Seven Slaps (German: Sieben Ohrfeigen) is a 1937 German comedy film directed by Paul Martin and starring Lilian Harvey, Willy Fritsch and Alfred Abel. Like the earlier Lucky Kids, which had the same director and stars, it was an attempt to create a German version of screwball comedy. While the previous film had a New York setting, this takes place in London. It was shot at the Babelsberg Studios in Berlin. The film's sets were designed by the art director Erich Kettelhut.

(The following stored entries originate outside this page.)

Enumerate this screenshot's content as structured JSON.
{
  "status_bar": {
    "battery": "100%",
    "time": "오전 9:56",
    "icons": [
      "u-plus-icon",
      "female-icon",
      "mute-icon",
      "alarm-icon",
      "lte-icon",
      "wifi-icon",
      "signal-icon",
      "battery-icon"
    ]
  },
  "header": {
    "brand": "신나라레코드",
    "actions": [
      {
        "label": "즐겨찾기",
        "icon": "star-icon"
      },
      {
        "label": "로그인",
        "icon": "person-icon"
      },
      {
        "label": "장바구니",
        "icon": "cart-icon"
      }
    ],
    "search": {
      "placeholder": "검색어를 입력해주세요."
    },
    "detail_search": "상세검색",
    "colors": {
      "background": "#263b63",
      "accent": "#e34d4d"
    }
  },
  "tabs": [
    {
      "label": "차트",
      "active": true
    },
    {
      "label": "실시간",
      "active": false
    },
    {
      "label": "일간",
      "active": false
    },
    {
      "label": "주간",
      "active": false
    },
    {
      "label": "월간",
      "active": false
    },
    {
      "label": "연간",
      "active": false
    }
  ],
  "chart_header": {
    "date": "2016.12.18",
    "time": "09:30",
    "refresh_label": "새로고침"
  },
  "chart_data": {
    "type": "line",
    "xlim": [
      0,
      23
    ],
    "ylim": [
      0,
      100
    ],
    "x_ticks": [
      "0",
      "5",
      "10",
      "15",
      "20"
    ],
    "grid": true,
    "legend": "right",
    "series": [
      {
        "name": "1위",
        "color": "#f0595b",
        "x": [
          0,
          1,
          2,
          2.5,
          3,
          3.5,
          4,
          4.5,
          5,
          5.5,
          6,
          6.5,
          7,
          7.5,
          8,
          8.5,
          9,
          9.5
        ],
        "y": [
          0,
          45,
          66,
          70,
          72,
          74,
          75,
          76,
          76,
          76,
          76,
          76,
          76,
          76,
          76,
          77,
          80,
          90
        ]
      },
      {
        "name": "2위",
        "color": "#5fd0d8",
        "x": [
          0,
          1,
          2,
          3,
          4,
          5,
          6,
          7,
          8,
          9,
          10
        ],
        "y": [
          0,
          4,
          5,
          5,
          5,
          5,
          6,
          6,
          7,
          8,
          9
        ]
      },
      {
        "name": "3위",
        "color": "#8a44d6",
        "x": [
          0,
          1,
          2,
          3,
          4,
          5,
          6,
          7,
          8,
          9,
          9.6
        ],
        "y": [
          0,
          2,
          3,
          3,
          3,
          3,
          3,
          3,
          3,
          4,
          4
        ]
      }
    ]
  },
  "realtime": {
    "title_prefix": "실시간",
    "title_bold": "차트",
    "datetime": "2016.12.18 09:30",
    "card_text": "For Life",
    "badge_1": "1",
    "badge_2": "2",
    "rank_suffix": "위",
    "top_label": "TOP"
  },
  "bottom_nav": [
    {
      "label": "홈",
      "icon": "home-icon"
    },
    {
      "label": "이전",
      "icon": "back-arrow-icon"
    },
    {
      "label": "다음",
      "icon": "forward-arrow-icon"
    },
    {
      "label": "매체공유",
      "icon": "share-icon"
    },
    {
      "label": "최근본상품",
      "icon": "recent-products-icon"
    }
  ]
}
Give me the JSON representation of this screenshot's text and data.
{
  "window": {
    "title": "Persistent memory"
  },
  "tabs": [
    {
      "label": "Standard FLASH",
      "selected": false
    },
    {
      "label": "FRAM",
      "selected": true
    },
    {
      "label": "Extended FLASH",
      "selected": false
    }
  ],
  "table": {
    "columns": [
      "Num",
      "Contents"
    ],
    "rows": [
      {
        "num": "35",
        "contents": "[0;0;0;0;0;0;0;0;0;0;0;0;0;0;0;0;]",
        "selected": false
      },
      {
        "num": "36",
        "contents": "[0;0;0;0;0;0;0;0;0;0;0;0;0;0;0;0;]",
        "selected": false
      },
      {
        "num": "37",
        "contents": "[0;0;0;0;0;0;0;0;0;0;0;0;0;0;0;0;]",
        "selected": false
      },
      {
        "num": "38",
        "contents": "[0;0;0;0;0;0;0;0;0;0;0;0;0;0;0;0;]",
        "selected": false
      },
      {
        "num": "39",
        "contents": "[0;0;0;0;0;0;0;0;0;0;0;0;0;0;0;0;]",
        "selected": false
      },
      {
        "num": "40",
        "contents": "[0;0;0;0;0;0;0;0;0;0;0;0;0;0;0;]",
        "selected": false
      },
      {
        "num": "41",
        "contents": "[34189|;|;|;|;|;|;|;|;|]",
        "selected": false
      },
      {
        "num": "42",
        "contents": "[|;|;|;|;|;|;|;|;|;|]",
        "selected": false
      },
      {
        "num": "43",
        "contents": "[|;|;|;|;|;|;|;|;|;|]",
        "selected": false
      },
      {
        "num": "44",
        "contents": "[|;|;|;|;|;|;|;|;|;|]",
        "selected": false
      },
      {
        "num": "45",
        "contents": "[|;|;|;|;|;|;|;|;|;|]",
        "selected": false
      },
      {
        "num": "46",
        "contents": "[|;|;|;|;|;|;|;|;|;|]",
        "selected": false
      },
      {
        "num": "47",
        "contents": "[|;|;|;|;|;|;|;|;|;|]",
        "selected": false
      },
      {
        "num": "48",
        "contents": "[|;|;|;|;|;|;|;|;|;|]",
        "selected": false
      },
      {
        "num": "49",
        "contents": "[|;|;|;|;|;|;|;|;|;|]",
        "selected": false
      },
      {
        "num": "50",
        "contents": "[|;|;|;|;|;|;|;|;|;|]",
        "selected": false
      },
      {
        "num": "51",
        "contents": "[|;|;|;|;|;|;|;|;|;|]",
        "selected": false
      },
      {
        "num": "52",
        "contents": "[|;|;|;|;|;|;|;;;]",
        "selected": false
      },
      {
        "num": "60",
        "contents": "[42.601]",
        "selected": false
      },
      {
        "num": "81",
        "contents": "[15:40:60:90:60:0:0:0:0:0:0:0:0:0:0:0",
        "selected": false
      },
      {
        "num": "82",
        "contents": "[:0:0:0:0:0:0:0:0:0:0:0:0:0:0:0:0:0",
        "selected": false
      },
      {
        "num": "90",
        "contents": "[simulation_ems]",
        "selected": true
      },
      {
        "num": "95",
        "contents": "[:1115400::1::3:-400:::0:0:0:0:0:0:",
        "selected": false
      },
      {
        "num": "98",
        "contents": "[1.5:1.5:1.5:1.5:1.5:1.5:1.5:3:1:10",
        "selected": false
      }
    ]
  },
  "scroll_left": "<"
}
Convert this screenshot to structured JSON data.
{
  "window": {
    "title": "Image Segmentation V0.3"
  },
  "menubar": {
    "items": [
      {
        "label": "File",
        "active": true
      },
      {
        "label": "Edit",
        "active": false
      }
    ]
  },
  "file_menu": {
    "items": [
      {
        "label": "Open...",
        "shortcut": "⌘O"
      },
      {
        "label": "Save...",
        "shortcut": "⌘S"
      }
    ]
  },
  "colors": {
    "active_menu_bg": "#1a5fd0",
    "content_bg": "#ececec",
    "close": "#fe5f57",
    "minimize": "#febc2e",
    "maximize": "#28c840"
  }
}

It was loosely remade in 1970 as Slap in the Face.

==Synopsis==
After he loses some money on the stock exchange, a young man seeks revenge on the speculator responsible by slapping him. He intends to slap him once every day for a week as retribution, but things become complicated when he becomes entangled with the speculator's attractive daughter.

==Cast==
- Lilian Harvey as Daisy Terbanks - Astor's Daughter
- Willy Fritsch as William Tenson MacPhab
- Alfred Abel as Astor Terbanks - Sein Finanzgewaltiger
- Oskar Sima as Wennington Laskett - Reporter
- Erich Fiedler as Ernie Earl of Wigglebottom
- Ernst Legal as Mr. Strawman
- Otz Tollen as Balthasar Adula Flanelli - Verwandlungskünstler
- Ernst Behmer as Bankangestellter
- Erwin Biegel as Aufgeregter bankkunde
- Erich Dunskus as Schmiedegeselle In Gretna Green
- Max Hiller as 1. Zuschauer beim Fußballspiel
- Horst Birr as Schmiedegeselle in Gretna Green
- Jac Diehl as Schutzmann
- Karl Harbacher as Sekretär Charly
- Hanns Waschatko as Butler Leslie
- Rudolf Klicks as 1. Bankdirektor
- F.W. Schröder-Schrom as 2. Bankdirektor
- Otto Stoeckel as 3. Bankdirektor
- Josef Reithofer as Detektiv
- Georg H. Schnell as Dr. Lorenz
- Walter Steinweg as Chauffeur Von Dr. Lorenz
- Max Wilmsen as Conférencier im Rostigen Nagel
- Charles Francois as Ein Mitarbeiter Von Astor Terbanks
- Paul Ludwig Frey as Ein Gast Im Kabarett Rostiger Nagel
- Eric Harden as Ein Zeitung lesendes Klubmitglied
- Albert Karchow as 2. Zuschauer beim Fußballspiel
- Gustav Püttjer as 3. Zuschauer beim Fußballspiel
- Paul Schwed as Detektiv
- Egon Stief as Starker Mann beim Fußballspiel
- Alfred Stratmann as Büroangestellter

== Bibliography ==
- Eric Rentschler. The Ministry of Illusion: Nazi Cinema and Its Afterlife. Harvard University Press, 1996.